A user agent is any software that is used to access web pages on behalf of users. There is an important distinction to be made here—all types of desktop browser software (Internet Explorer, Opera, Firefox, Safari, Chrome etc.) and alternative browsers for other devices (such as the Wii Internet channel, and mobile phone browsers such as Opera Mini and WebKit on the iPhone) are user agents, but not all user agents are browser software. The automated programs that Google and Yahoo! use to index the web for their search engines are also user agents, but no human being is controlling them directly.

What HTML looks like

HTML is just a plain textual representation of content and its general meaning. For example:

<p id="example">This is a paragraph.</p>

The “<p>” part is a marker (which we refer to as a “tag”) that means “what follows should be considered as a paragraph”. Because it is at the start of the content it is affecting, this particular tag is an "opening tag". The “</p>” is a tag to indicate where the end of the paragraph is (which we refer to as a “closing tag”). The opening tag, closing tag and everything in between is called an “element”. The id="example" is an attribute; you'll learn more about these later on. Many people use the terms element and tag interchangeably however, which is not strictly correct.

In most browsers there is a “Source” or “View Source” option, commonly under the “View” menu. Try this now - go to your favorite website, choose this option, and spend some time looking at the HTML that makes up the structure of the page.

The structure of an HTML document

A typical example HTML document looks like so:

<!DOCTYPE html>
<html lang="en">
  <head>
    <meta charset="utf-8">
    <title>Example page</title>
  </head>
  <body>
    <h1>Hello world</h1>
  </body>
</html>

This looks like so when rendered in a web browser:

HTMLrender.png

The document first starts with a document type element, or doctype. This mainly serves to get the browser to render the HTML in what is called "standards mode", so it will work correctly. It also lets validation software know what version of HTML to validate your code against. Don't worry too much about what this all means for now. We will come back to this later. What you can see here is the HTML5 doctype.

After this, you can see the opening tag of the html element. This is a wrapper around the entire document. The closing html tag is the last thing in any HTML document. The html element should always have a lang attribute. This specifies the primary language for the page. For example, en means "English", fr means "French". There are tools available to help you find the right language tag, such as Richard Ishida's Language Subtag Lookup tool.

Inside the html element, there is the head element.
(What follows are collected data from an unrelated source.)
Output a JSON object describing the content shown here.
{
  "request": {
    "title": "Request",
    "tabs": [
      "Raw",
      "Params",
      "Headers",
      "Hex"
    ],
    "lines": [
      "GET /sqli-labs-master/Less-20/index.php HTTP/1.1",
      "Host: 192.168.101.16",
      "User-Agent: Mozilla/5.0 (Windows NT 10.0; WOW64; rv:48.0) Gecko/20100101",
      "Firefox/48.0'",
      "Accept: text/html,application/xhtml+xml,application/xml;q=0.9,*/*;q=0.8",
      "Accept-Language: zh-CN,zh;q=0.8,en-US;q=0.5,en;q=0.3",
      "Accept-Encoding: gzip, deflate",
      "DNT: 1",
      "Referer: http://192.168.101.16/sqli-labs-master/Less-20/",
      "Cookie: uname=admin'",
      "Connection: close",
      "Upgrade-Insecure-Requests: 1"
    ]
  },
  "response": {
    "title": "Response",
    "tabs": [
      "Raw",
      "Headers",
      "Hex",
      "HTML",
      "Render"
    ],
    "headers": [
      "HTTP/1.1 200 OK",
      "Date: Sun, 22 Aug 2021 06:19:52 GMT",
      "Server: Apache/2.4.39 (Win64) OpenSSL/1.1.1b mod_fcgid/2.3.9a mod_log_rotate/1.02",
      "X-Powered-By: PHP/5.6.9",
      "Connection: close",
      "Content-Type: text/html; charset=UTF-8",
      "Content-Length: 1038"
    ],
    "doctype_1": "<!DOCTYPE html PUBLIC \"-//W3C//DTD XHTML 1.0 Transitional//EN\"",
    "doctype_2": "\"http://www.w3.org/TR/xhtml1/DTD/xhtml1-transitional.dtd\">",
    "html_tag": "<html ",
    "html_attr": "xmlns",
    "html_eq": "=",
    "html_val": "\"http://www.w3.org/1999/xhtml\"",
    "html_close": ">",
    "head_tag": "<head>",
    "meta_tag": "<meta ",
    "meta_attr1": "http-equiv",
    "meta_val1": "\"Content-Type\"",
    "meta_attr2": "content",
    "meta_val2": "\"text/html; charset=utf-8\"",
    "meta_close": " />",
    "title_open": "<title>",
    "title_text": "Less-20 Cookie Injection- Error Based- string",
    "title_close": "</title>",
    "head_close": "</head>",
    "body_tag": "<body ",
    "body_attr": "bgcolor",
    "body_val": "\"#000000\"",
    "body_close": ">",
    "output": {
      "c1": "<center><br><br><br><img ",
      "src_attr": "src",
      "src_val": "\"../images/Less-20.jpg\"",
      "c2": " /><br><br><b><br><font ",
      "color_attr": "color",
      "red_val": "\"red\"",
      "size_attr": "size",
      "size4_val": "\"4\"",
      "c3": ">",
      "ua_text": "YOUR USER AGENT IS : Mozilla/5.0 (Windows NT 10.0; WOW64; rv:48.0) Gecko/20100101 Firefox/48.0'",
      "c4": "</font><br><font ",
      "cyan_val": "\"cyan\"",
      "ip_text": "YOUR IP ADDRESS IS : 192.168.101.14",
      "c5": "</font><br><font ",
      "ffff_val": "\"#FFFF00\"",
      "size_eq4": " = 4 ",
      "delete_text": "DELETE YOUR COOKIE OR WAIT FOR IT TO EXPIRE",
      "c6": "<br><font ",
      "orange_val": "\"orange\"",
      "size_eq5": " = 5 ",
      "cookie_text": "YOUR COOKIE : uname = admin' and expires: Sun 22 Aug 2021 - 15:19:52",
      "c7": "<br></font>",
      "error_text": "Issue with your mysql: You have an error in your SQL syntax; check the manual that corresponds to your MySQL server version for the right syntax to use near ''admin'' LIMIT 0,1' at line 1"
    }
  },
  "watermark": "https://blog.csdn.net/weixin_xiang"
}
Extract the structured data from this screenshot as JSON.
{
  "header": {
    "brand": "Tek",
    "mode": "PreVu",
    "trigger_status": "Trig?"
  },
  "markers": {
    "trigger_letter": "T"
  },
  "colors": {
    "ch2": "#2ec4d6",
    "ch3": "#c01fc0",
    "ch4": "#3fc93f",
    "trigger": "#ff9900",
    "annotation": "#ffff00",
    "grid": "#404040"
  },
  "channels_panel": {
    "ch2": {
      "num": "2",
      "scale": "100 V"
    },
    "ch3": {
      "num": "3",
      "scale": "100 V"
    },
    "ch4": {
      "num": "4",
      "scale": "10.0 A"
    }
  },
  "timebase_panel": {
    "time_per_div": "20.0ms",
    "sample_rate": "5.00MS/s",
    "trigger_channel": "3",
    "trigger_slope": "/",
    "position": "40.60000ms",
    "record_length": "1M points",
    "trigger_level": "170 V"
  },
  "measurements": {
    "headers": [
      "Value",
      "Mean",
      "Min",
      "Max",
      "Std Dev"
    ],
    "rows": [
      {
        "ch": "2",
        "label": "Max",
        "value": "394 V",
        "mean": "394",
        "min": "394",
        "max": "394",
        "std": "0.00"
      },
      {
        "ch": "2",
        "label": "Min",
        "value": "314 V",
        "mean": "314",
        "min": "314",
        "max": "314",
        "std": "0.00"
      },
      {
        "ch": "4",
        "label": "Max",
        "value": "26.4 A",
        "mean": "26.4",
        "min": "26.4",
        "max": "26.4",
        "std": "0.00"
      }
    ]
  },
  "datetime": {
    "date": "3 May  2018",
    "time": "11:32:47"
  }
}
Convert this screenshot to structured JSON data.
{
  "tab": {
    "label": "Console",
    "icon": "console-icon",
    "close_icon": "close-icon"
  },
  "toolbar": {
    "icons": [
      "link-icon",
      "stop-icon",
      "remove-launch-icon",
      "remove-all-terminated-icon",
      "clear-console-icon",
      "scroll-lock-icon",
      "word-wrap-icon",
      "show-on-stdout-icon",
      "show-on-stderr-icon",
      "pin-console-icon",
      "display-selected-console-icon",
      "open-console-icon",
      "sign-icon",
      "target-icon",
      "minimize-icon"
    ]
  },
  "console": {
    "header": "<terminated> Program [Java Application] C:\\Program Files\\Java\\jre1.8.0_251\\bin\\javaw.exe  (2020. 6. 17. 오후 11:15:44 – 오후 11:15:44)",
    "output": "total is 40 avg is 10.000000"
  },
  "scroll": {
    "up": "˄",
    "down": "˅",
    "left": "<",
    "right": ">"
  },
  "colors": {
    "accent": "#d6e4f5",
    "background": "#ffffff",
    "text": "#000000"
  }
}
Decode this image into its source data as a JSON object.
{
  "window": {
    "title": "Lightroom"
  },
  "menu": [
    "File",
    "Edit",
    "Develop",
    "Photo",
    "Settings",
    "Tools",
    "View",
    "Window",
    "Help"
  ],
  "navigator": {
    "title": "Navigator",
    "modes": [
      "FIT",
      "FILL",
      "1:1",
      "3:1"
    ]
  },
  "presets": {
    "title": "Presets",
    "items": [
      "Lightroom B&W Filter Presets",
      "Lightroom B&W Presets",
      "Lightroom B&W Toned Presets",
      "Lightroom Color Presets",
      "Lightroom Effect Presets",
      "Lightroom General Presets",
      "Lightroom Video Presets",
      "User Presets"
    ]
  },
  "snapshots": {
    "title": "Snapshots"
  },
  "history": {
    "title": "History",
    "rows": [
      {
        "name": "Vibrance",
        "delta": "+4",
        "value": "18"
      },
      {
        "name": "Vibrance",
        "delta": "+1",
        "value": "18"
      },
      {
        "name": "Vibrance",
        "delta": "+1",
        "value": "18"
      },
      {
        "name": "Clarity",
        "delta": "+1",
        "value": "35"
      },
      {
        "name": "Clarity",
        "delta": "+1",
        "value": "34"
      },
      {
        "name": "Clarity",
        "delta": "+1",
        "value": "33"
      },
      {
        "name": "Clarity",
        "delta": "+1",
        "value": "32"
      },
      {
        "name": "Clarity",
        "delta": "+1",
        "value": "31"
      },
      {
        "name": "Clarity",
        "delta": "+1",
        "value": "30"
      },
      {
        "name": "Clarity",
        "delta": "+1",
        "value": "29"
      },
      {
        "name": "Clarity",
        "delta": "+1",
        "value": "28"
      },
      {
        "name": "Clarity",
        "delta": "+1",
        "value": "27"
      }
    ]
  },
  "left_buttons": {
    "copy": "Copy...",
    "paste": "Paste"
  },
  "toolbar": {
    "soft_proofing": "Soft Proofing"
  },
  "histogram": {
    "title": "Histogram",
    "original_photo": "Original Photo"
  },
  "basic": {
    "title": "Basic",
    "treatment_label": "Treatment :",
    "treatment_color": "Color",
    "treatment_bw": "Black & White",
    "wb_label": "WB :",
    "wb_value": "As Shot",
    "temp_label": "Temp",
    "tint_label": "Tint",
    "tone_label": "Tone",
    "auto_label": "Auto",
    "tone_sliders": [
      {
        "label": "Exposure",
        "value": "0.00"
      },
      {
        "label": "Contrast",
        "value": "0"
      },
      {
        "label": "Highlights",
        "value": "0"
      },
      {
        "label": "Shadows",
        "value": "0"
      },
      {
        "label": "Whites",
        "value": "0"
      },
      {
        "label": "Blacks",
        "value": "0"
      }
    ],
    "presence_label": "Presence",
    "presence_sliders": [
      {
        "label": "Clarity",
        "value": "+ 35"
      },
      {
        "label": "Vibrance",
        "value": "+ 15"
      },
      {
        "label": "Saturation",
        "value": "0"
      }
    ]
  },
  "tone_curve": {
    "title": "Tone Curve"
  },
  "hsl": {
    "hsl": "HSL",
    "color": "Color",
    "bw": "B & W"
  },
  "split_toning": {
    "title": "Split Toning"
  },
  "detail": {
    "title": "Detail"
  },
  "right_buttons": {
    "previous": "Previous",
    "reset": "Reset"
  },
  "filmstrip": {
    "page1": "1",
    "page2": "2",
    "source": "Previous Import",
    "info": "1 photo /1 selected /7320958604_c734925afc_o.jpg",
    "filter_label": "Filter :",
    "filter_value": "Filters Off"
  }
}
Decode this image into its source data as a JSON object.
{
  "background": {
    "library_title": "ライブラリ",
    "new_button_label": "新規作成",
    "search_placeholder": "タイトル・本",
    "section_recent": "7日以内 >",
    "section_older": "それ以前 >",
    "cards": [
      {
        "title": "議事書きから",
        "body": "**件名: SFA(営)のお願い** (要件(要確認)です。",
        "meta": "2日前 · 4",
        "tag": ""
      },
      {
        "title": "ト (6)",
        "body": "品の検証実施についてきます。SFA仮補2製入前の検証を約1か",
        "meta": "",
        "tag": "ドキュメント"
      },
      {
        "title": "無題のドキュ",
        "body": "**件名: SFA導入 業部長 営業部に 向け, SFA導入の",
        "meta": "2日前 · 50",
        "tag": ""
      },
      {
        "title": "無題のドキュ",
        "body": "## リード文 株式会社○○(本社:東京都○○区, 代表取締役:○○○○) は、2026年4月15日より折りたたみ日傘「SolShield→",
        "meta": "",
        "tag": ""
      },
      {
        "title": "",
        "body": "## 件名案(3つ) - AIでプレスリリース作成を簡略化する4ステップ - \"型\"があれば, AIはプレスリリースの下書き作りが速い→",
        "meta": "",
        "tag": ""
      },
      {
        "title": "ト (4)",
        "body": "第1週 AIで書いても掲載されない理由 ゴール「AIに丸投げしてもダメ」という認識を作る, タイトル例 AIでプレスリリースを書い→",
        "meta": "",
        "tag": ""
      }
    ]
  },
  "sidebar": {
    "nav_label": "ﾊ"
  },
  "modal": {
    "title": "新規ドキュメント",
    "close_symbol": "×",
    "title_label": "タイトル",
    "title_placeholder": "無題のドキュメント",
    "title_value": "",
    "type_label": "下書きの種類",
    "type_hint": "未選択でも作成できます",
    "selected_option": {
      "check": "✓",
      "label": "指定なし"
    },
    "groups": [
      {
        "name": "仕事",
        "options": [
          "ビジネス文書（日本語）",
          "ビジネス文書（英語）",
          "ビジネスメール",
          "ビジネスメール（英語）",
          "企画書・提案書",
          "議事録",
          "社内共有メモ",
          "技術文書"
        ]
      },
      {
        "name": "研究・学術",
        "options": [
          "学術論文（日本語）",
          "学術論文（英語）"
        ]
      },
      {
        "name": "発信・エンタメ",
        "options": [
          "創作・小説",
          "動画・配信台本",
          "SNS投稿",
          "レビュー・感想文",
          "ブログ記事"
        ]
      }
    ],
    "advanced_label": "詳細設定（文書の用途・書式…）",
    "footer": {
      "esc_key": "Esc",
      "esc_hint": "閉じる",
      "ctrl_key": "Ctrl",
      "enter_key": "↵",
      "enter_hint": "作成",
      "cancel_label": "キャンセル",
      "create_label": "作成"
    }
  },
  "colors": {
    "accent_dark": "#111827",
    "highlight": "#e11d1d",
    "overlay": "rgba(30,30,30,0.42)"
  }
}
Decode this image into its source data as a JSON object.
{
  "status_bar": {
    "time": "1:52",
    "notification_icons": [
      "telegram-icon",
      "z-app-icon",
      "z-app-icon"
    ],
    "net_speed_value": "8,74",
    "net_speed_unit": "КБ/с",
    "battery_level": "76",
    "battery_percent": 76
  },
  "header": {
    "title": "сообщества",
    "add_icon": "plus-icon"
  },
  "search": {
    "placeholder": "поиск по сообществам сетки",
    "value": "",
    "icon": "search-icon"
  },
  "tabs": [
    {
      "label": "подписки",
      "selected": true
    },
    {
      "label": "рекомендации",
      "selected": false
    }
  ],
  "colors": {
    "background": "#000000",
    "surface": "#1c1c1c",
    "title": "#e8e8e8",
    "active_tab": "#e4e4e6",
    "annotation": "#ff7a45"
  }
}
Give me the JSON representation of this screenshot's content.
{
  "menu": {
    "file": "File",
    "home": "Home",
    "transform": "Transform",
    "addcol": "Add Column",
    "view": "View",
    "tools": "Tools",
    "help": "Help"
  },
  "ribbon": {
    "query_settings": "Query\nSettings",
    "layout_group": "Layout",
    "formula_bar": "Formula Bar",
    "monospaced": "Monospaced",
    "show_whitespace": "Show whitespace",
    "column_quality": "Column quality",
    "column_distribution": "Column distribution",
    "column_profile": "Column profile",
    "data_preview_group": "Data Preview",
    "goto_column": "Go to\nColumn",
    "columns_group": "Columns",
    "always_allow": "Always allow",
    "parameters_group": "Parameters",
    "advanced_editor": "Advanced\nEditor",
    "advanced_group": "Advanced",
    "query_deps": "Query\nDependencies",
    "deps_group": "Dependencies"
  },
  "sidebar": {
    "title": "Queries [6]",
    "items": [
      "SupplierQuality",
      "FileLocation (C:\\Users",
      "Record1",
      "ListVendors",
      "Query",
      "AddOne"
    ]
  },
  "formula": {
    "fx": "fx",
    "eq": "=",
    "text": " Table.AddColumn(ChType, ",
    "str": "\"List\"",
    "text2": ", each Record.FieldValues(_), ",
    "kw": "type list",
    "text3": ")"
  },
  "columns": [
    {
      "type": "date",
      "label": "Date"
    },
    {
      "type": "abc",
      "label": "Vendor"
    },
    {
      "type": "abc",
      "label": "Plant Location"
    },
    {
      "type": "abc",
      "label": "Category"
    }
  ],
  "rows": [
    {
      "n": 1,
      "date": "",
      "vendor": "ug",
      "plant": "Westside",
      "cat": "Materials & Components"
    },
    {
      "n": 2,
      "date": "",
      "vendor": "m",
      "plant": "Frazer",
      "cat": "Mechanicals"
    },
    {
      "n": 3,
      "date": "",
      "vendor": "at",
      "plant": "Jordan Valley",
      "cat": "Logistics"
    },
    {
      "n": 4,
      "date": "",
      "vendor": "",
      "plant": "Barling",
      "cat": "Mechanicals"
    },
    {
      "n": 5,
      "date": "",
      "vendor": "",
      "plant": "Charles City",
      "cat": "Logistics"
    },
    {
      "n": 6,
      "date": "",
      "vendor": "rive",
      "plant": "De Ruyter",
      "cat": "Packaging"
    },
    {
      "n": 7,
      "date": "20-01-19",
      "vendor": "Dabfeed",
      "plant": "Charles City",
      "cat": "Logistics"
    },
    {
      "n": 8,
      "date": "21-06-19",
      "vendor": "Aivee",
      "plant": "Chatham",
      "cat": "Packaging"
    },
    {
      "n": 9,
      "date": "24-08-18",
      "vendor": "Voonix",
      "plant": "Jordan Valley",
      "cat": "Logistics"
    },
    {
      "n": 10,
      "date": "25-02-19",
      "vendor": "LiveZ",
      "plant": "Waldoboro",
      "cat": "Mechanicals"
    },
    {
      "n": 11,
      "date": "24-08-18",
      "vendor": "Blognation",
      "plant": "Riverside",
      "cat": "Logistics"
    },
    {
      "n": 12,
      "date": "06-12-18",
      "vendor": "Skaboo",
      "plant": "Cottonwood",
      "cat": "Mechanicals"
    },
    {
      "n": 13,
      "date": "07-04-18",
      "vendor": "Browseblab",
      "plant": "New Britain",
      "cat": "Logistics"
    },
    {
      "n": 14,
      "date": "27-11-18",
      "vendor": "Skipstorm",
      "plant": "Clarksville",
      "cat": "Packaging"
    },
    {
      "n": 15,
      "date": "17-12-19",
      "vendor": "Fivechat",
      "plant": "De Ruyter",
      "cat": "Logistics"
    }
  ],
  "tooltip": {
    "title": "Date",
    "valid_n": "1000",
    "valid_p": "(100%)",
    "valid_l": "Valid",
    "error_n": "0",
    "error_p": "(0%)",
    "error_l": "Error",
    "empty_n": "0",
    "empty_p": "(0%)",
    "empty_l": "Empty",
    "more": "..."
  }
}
This is a wrapper to contain information about the document (the metadata). This is described in more detail in The HTML head element. Inside the head is the title element, which defines the “Example page” heading in the menu bar. Your head element should always contain a meta element with a charset attribute that identifies the character encoding of the page. (The one exception is when the page is encoded in UTF-16, but you should avoid that encoding anyway.) You should use UTF-8 whenever possible. Read more about character encodings.

After the head element there is a body element, which is the wrapper to contain the actual content of the page—in this case, only a level-one header (h1) element, which contains the text “Hello world.”

And that’s our document in full.

Elements often contain other elements. The body of the document will invariably end up involving many nested elements. Structural elements such as article, header and div create the overall structure of the document, and will contain subdivisions. These will contain headings, paragraphs, lists and so on. Paragraphs can contain elements that make links to other documents, quotes, emphasis and so on. You will find out more about these elements in later articles.

The syntax of HTML elements

A basic element in HTML consists of two markers around a block of text, and in almost every case elements can contain sub-elements (such as html containing head and body in the example above). There are some exceptions to the rule: some elements do not contain text or sub-elements, for example img. You'll learn more about these later on.

Elements can also have attributes, which can modify the behaviour of the element and introduce extra meaning. Let's have a look at another example.

<header>
  <h1>The Basics of 
    <abbr title="Hypertext Markup Language">HTML</abbr>
  </h1>
</header>

This looks like so when rendered:

htmlrender2.png

In this example a header element (used to mark up header sections of documents) contains an h1 element (first, or most important level header), which in turn contains some text. Part of that text is wrapped in an abbr element (used to specify the expansion of abbreviations), which has a title attribute, the value of which is set to Hypertext Markup Language.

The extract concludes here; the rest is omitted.